Whoops: Volkswagen Leaks Sensitive Data Of 800,000 Electric Vehicle Owners
Back in 2023 Mozilla issued a report indicating that automakers have some of the worst privacy and security standards in all of tech, routinely hoovering up oceans of consumer behavior and phone data then failing to adequately secure it. Senator Ron Wyden has been at the forefront of calls for Congress to shake off corruption and, you know, actually do something useful about it.
The U.S. Congress is too corrupt to function, so that never actually happens. Instead we get a rotating crop of avoidable scandals by companies that see no financial or reputational incentive to change.
Case in point: a new report by German magazine Der Spiegel found that a flaw in Volkswagen, Audi, Seat, and Skoda vehicle software exposed the personal data of more than 800,000 owners, including user email addresses, phone numbers, and addresses. The flaw in the companies’ software configuration and cloud storage also allowed intruders to track the location of some vehicle owners to “within ten centimeters.”
Politicians in Germany, who were among those impacted, aren’t amused:
“I’m shocked,” says [Nadja] Weippert when SPIEGEL shows her her location data from the past few months. As a state and local politician, she is exposed to hostility and threats. “It cannot be that my data is stored unencrypted in the Amazon cloud and then not even adequately protected,” she says. “I expect VW to stop this, collect less data overall and anonymize it in any case.”
Regular readers of course know that “anonymizing” is a gibberish terminology that doesn’t actually mean your data is secure. Regular readers also know that automakers collect way more data than they actually need, routinely fail to clearly inform car owners this data is being collected, sell access to numerous dodgy data brokers, and often fail to protect data integrity or encrypt sensitive consumer data.
Here in the States there’s, again, simply no meaningful incentive for change. Volkswagen is currently finishing losing a $3.5 million appeal related to the leak of data from more than 3.3 million current and potential car owners.

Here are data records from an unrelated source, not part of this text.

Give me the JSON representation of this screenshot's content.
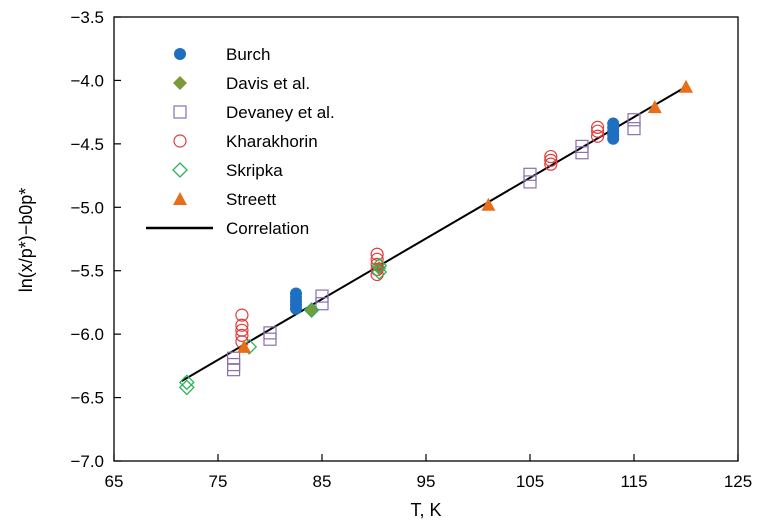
{
  "chart_data": {
    "type": "scatter",
    "xlabel": "T, K",
    "ylabel": "ln(x/p*)−b0p*",
    "xlim": [
      65,
      125
    ],
    "ylim": [
      -7.0,
      -3.5
    ],
    "xticks": [
      65,
      75,
      85,
      95,
      105,
      115,
      125
    ],
    "yticks": [
      -3.5,
      -4.0,
      -4.5,
      -5.0,
      -5.5,
      -6.0,
      -6.5,
      -7.0
    ],
    "xtick_labels": [
      "65",
      "75",
      "85",
      "95",
      "105",
      "115",
      "125"
    ],
    "ytick_labels": [
      "−3.5",
      "−4.0",
      "−4.5",
      "−5.0",
      "−5.5",
      "−6.0",
      "−6.5",
      "−7.0"
    ],
    "grid": false,
    "legend_position": "top-left",
    "series": [
      {
        "name": "Burch",
        "marker": "filled-circle",
        "color": "#1f6fc1",
        "points": [
          [
            82.5,
            -5.68
          ],
          [
            82.5,
            -5.71
          ],
          [
            82.5,
            -5.74
          ],
          [
            82.5,
            -5.77
          ],
          [
            82.5,
            -5.8
          ],
          [
            113,
            -4.34
          ],
          [
            113,
            -4.37
          ],
          [
            113,
            -4.4
          ],
          [
            113,
            -4.43
          ],
          [
            113,
            -4.46
          ]
        ]
      },
      {
        "name": "Davis et al.",
        "marker": "filled-diamond",
        "color": "#7c9a3a",
        "points": [
          [
            84,
            -5.81
          ],
          [
            90.5,
            -5.48
          ]
        ]
      },
      {
        "name": "Devaney et al.",
        "marker": "open-square",
        "color": "#8a6fb0",
        "points": [
          [
            76.5,
            -6.19
          ],
          [
            76.5,
            -6.24
          ],
          [
            76.5,
            -6.28
          ],
          [
            80,
            -5.99
          ],
          [
            80,
            -6.04
          ],
          [
            85,
            -5.7
          ],
          [
            85,
            -5.76
          ],
          [
            105,
            -4.74
          ],
          [
            105,
            -4.8
          ],
          [
            110,
            -4.52
          ],
          [
            110,
            -4.57
          ],
          [
            115,
            -4.31
          ],
          [
            115,
            -4.38
          ]
        ]
      },
      {
        "name": "Kharakhorin",
        "marker": "open-circle",
        "color": "#e23c3c",
        "points": [
          [
            77.3,
            -5.85
          ],
          [
            77.3,
            -5.93
          ],
          [
            77.3,
            -5.97
          ],
          [
            77.3,
            -6.01
          ],
          [
            77.3,
            -6.06
          ],
          [
            90.3,
            -5.37
          ],
          [
            90.3,
            -5.41
          ],
          [
            90.3,
            -5.45
          ],
          [
            90.3,
            -5.49
          ],
          [
            90.3,
            -5.53
          ],
          [
            107,
            -4.6
          ],
          [
            107,
            -4.63
          ],
          [
            107,
            -4.66
          ],
          [
            111.5,
            -4.37
          ],
          [
            111.5,
            -4.4
          ],
          [
            111.5,
            -4.44
          ]
        ]
      },
      {
        "name": "Skripka",
        "marker": "open-diamond",
        "color": "#2db257",
        "points": [
          [
            72,
            -6.38
          ],
          [
            72,
            -6.42
          ],
          [
            78,
            -6.1
          ],
          [
            84,
            -5.81
          ],
          [
            90.5,
            -5.46
          ],
          [
            90.5,
            -5.51
          ]
        ]
      },
      {
        "name": "Streett",
        "marker": "filled-triangle",
        "color": "#e86f1a",
        "points": [
          [
            77.5,
            -6.1
          ],
          [
            101,
            -4.98
          ],
          [
            117,
            -4.21
          ],
          [
            120,
            -4.05
          ]
        ]
      },
      {
        "name": "Correlation",
        "marker": "line",
        "color": "#000000",
        "points": [
          [
            71.5,
            -6.37
          ],
          [
            120,
            -4.05
          ]
        ]
      }
    ]
  }
}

If automakers do see fines, they’re a tiny fraction of the money being made from data over-collection and monetization, and can routinely be litigated down even further.
With the U.S. entering an unprecedented era of mindless deregulation at the hands of corrupt authoritarians (with regulatory independence on the immediate chopping block), you can absolutely expect these kinds of scandals to get worse. At least until there’s a scandal so massive in scope (likely exposing the bad habits of powerful people) that Congress is incentivized to shake off corruption.